Tuesday, January 26, 2016

2-IN-1 STORY: Russia, OPEC Hint At Oil Production Cuts

© Sergei Karpukhin / Reuters

Both Russia and OPEC have separately implied they are ready to cut crude output amid collapsing prices.

RT report continues:

According to Russian Deputy Prime Minister Arkady Dvorkovich, Moscow has the instruments to keep the oil output at the current level, but the prices could take a toll.“If prices remain low for a long time, a production cut is possible. This is what our partners - other countries – know,” he said on Tuesday. 

Dvorkovich added that after a period of low investment in this area in the whole world, "oil prices will almost inevitably rise, but to what level - no one knows, and then production will begin to grow again."

This came as OPEC Governor Nawal al-Fuzaia hinted on Tuesday that OPEC is ready to cut production in an effort to slow down the plunge in oil prices. The governor told an energy forum in Kuwait that OPEC is ready to "cooperate" with others to stabilize the crude market.

"OPEC is willing to cooperate with producers outside the group if they show that they are serious about cooperating with OPEC. Non-OPEC producers keep on making statements that they are willing to cooperate, but the reality is different," she said, quoted by Dow Jones Newswires.

Al-Fuzaia also said prices are unlikely to rebound to the highs of 2014, but still could grow to US$40-US$60 per barrel through 2020.
Brent crude was trading at US$30.67 per barrel, while West Texas Intermediate stood at US$30.62 as of 2:15pm GMT Tuesday.

© Faisal Nasser / Reuters
Saudi Arabia Says It Can Move Beyond Crude
RT reports that Riyadh has outlined an ambitious economic development plan aimed at dramatically reducing its dependence on crude prices, Reuters reports. Last year Saudi Arabia saw a US$98 billion deficit because of low oil prices.

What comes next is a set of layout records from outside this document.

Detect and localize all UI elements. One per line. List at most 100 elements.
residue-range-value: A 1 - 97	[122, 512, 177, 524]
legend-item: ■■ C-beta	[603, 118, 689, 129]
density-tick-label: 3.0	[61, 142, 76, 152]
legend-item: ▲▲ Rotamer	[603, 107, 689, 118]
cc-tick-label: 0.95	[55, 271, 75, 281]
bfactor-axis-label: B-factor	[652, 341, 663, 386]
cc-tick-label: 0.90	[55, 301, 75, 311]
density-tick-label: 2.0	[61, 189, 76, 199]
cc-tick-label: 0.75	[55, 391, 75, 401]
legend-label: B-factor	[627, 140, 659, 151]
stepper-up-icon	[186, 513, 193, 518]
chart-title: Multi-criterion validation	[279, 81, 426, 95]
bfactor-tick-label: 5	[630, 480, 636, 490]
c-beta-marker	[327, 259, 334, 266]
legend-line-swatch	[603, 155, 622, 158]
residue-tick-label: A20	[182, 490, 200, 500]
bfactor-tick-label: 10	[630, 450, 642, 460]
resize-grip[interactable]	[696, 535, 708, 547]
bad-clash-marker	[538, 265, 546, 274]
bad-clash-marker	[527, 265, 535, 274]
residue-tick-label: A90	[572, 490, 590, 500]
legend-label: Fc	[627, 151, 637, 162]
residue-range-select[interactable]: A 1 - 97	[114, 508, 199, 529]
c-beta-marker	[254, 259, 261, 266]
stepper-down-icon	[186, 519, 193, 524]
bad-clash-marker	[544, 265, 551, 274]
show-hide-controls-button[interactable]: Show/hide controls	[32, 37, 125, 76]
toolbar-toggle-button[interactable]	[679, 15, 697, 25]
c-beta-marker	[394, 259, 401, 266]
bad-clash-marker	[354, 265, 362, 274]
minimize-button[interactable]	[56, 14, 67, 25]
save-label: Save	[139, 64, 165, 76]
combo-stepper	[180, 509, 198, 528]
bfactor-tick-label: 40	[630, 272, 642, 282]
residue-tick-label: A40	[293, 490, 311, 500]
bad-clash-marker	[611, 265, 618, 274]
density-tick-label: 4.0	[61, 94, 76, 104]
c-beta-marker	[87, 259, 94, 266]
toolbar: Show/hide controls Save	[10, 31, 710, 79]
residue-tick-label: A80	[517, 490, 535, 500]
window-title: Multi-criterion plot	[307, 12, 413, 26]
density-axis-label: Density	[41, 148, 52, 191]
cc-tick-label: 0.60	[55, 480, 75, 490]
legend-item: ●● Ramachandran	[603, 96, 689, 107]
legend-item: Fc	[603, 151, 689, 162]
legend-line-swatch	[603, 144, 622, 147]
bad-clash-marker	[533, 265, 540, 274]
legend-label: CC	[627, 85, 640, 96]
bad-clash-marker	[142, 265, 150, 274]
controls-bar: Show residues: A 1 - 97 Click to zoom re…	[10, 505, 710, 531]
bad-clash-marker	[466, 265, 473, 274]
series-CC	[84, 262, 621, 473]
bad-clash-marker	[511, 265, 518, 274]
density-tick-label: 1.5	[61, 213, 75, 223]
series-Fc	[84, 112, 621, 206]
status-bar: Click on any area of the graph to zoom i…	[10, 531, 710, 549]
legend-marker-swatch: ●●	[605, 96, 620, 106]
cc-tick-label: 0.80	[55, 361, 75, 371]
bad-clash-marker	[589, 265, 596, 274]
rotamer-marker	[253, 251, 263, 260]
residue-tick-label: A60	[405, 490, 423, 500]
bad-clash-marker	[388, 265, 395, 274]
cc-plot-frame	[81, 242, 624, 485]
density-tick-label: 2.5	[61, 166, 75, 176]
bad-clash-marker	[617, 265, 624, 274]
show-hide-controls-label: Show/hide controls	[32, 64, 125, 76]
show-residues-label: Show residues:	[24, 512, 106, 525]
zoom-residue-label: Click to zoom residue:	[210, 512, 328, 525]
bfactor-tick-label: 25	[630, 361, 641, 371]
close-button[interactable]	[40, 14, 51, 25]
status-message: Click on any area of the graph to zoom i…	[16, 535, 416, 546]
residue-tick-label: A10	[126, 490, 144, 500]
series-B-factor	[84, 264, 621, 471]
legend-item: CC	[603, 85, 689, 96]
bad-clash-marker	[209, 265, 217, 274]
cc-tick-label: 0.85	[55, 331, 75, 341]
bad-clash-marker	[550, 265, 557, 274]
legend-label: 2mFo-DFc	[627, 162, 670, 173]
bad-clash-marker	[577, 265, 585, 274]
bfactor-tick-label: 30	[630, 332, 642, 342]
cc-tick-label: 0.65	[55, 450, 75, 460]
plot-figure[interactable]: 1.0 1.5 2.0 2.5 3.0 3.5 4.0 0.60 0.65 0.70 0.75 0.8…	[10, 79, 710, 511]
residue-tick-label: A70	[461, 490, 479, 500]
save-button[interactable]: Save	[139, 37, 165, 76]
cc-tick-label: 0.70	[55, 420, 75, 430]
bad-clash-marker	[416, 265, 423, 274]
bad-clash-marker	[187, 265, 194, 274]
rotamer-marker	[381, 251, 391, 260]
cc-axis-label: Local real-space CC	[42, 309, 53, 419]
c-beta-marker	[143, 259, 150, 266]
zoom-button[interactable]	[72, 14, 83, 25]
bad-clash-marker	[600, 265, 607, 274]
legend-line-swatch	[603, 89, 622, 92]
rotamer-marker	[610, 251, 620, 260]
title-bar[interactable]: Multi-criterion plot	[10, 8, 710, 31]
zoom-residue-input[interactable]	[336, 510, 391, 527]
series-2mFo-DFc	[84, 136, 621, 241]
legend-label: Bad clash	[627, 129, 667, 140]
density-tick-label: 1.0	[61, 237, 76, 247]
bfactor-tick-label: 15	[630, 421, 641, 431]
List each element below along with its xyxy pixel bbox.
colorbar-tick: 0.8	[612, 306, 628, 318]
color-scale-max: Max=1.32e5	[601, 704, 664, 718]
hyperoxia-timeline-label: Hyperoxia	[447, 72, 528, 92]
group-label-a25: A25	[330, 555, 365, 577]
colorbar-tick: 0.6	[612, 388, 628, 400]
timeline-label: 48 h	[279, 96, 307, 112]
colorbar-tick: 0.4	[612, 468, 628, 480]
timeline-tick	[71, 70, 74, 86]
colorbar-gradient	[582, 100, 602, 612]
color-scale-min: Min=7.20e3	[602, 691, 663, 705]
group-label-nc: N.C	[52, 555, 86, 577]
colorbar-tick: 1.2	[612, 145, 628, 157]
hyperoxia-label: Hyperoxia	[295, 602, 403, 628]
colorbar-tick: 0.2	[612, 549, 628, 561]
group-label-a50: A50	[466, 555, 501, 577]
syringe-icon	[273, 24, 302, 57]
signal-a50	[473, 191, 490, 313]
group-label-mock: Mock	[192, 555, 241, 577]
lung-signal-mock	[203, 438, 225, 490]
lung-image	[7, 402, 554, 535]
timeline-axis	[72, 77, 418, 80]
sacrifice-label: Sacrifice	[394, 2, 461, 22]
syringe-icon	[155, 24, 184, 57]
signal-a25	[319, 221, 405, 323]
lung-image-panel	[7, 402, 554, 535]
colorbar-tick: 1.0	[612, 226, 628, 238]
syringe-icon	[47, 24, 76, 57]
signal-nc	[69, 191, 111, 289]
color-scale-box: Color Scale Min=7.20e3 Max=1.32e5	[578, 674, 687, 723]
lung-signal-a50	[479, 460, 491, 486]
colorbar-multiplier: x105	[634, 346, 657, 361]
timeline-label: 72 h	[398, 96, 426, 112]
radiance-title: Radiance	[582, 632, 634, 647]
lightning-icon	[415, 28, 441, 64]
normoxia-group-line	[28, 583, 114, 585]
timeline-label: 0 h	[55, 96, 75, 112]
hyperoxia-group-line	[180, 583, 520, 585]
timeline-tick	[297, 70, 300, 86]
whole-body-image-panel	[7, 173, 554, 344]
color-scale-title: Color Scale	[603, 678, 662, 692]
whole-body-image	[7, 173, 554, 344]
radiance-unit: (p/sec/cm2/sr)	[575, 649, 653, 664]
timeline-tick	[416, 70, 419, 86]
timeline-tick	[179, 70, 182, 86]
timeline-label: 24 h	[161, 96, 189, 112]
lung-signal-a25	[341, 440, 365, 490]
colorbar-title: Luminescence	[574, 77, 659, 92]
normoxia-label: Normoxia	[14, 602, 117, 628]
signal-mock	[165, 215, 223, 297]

The authorities intend to restructure the economy by investing more in other sectors, particularly in healthcare, tourism and IT. Saudi Arabia also says it intends to liberalize the market in order to attract foreign investors.
"It's going to switch from simple quantitative growth based on commodity exports to qualitative growth that is evenly distributed across the economy,” said Khalid al-Falih, chairman of national oil company Saudi Aramco.
Commerce and Industry Minister Tawfiq al-Rabiah said Saudi Arabia had been a victim of the so-called "Dutch disease" - total dependence on oil in the economy - but is now trying to change that.
Saudi Arabia had US$628 billion in reserves in November, but analyst doubt Riyadh’s ability to implement the changes, as almost two-thirds of local workers are in the public sector.
"The transition away from being a renter state is not a comfortable one,” David Chaudron, managing partner of the California-based Organized Change Consultancy told Reuters.
"They’re trying. But the fundamental question is: will their trying bear enough fruit before the downside of the current system hits? Or is it a day late and a dollar short? Will the forces of change ultimately be enough to overcome the inertia of the current system? I don’t know,” he added.
Saudi Arabia, the leading country in OPEC, is considered by some to be the main culprit behind the crude price collapse. The Kingdom refuses to cut crude production despite the supply glut on the global market.
Prices have fallen from US$115 in July 2014 to about US$30 per barrel on Tuesday.